On February 5, 1910, the Industrial Worker called for IWW members from the surrounding region to travel to Spokane on March 1, for an expanded round of public demonstrations. On February 28 and March 3, the union negotiated with city leaders, calling off the planned demonstrations. Both sides then traveled to Coeur d'Alene to allow Heslewood to participate. While the Spokane government agreed to release all IWW prisoners, the union agreed to drop its damage suits and refrain from publicly speaking until the ordinance could be repealed. Both the IWW union hall and the Industrial Worker were allowed to resume operations. Additionally, Heslewood agreed to surrender to Spokane police.

By a unanimous vote, the Spokane City Council agreed to repeal the public speaking ordinance on March 9. The city council suspended the licenses of more than half of the employment agencies; however, many of the most notorious were spared, and the total number of agencies continued to grow. The Washington State Legislature passed a law regulating employment agencies in 1915.

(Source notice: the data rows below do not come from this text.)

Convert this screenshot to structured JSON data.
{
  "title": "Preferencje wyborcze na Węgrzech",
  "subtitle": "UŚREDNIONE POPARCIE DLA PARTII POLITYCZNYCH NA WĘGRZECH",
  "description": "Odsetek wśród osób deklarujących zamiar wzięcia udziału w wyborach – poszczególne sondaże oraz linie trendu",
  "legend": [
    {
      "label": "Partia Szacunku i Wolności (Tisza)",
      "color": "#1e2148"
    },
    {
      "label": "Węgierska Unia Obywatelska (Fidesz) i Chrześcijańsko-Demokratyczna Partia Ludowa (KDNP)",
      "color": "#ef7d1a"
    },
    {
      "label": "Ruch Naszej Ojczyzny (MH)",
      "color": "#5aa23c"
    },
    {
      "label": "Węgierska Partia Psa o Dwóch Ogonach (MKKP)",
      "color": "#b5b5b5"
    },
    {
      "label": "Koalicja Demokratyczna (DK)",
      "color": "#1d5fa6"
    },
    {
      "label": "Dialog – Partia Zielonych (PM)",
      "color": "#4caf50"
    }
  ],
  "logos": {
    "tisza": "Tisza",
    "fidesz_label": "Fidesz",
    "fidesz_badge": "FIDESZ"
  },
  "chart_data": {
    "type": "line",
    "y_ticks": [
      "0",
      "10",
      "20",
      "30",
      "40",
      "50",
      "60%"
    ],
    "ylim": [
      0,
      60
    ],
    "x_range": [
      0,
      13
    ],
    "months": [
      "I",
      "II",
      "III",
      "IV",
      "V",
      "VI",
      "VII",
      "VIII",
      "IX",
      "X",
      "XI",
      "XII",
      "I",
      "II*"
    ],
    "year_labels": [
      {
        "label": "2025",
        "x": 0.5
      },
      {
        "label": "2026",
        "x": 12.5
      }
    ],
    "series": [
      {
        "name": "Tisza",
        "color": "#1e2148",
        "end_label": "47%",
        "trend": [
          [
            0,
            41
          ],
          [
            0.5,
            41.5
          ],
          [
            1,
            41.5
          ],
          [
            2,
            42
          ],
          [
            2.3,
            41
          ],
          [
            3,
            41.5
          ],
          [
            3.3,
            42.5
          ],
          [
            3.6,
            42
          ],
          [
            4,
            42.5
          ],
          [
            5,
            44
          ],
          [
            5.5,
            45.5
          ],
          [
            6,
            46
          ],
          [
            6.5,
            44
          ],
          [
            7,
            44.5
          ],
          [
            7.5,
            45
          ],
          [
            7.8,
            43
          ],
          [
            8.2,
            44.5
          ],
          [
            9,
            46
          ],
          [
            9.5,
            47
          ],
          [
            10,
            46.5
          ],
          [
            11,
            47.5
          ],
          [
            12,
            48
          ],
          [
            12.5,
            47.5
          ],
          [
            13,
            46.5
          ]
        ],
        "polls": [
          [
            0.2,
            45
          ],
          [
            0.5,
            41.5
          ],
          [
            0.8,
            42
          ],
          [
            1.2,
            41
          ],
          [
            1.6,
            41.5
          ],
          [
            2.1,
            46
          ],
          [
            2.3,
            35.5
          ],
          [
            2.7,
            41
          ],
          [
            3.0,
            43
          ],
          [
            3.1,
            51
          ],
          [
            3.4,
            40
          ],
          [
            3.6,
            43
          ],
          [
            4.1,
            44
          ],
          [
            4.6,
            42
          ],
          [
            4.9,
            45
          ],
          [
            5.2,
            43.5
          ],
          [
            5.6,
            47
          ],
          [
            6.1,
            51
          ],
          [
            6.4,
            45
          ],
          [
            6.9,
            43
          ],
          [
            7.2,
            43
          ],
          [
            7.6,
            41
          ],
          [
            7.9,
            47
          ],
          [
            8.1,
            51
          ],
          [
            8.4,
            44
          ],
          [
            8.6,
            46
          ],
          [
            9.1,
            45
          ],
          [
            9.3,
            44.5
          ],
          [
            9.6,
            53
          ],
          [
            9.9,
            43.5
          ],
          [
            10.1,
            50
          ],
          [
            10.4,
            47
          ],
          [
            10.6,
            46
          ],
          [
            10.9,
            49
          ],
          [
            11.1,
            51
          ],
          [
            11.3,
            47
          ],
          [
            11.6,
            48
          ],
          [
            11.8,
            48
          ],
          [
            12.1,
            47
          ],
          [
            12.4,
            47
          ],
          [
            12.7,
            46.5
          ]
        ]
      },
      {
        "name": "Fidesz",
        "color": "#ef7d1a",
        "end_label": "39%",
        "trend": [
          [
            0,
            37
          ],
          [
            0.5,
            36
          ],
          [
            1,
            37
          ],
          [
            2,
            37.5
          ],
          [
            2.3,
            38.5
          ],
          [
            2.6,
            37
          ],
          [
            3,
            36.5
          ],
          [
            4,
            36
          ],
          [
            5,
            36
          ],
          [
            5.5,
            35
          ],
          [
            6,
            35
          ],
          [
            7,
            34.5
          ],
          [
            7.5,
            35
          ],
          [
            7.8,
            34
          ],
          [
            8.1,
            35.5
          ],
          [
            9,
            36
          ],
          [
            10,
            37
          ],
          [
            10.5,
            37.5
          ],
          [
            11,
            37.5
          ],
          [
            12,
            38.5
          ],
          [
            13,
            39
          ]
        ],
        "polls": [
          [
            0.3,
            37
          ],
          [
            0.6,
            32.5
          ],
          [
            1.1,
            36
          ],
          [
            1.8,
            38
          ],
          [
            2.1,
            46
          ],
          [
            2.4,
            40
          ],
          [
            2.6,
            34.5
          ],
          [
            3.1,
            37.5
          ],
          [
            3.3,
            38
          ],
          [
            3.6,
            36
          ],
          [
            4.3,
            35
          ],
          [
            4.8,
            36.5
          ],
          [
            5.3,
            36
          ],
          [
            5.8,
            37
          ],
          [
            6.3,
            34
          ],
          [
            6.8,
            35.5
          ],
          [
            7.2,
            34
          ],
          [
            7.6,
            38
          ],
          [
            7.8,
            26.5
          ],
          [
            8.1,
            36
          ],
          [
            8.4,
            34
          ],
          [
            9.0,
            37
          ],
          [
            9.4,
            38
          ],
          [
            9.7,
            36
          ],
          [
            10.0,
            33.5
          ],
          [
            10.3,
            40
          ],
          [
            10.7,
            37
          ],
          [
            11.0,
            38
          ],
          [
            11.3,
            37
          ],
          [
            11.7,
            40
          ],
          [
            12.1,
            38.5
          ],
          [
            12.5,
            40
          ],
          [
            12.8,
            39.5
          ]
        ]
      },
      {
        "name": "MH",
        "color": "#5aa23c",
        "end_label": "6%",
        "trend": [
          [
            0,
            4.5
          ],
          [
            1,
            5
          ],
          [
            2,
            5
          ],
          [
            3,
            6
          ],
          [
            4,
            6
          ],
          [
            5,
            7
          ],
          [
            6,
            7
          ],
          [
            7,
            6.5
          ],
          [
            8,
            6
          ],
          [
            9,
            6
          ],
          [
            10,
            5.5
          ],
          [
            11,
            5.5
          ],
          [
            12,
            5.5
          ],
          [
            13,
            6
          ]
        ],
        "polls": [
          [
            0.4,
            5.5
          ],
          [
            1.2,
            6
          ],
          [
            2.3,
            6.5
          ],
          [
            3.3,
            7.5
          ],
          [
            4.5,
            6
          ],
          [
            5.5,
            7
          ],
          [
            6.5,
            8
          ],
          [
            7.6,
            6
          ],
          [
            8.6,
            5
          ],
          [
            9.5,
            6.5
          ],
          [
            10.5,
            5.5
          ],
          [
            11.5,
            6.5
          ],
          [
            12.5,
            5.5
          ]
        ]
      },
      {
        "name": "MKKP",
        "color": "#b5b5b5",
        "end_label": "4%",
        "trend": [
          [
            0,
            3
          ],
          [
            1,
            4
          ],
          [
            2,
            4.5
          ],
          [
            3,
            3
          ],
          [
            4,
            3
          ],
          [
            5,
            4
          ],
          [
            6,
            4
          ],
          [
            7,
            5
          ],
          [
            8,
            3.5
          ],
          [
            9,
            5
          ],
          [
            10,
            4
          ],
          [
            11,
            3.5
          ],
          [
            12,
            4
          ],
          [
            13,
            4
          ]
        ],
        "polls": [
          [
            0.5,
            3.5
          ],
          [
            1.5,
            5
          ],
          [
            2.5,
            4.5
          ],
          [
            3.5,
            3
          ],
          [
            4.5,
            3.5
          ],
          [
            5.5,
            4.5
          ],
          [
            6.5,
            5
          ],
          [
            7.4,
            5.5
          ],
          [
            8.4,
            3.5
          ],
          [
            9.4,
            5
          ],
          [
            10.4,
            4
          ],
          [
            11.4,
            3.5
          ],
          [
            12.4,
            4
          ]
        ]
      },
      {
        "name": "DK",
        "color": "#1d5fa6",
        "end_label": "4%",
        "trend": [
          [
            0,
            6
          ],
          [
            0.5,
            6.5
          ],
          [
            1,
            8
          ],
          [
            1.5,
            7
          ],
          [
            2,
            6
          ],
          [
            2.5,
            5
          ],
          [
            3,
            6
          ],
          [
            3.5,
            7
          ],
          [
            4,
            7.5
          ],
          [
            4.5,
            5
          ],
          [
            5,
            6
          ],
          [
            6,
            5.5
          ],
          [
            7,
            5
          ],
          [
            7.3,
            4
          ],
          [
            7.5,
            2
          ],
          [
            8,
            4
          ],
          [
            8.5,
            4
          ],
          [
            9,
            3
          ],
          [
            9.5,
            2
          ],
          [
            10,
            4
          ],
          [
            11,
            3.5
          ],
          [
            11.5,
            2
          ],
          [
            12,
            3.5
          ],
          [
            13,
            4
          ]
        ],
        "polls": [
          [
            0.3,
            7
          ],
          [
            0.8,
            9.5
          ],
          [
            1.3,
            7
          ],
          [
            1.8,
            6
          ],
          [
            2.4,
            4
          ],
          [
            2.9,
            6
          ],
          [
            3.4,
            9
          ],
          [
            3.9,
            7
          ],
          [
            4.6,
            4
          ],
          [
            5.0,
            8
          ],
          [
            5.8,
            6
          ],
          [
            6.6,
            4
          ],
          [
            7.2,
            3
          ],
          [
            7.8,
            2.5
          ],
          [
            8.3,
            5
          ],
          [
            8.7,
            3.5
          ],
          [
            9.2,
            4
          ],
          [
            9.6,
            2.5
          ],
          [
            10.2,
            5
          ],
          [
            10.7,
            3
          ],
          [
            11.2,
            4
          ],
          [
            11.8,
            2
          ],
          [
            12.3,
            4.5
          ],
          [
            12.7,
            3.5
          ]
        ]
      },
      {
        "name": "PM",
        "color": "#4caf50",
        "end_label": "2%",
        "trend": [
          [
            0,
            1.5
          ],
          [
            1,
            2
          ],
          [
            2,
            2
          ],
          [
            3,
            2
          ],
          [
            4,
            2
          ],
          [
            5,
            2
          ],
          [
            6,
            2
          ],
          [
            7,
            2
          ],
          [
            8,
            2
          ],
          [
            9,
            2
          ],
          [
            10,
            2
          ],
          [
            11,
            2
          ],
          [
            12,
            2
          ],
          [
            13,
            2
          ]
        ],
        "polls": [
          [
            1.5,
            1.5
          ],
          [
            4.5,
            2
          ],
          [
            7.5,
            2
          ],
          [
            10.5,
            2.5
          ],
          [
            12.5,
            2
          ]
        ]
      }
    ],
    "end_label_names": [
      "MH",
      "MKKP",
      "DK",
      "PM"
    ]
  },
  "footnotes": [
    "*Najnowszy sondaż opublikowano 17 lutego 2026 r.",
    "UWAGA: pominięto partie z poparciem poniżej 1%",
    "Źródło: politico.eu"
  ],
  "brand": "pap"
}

The extent to which the fight ended in the IWW's favor is debated. Flynn dubbed it a "practical victory", while historian Robert Tyler, writing in 1967, described it as a "dubious victory" in the context of the revolutionary goals of the IWW. Spokane newspapers described the March 3 agreement as an unambiguous victory for the city; the Press headlined the news "City Wins in IWW Fight", reporting "now that the IWW has been crushed, that there is no need to make citizens hold meetings in the mire of barnyards and backdoors [...] so it is now considering the possibility of repealing the ordinance". National organizer Bill Haywood described the Spokane fight as a major factor in the IWW's growth over the following years, saying that it captured "the imagination of the working class throughout the country".

Jess Walter's 2020 novel The Cold Millions includes the Spokane Free speech fight as an element of its plot. The book's characters include several historic figures and well as fictional characters.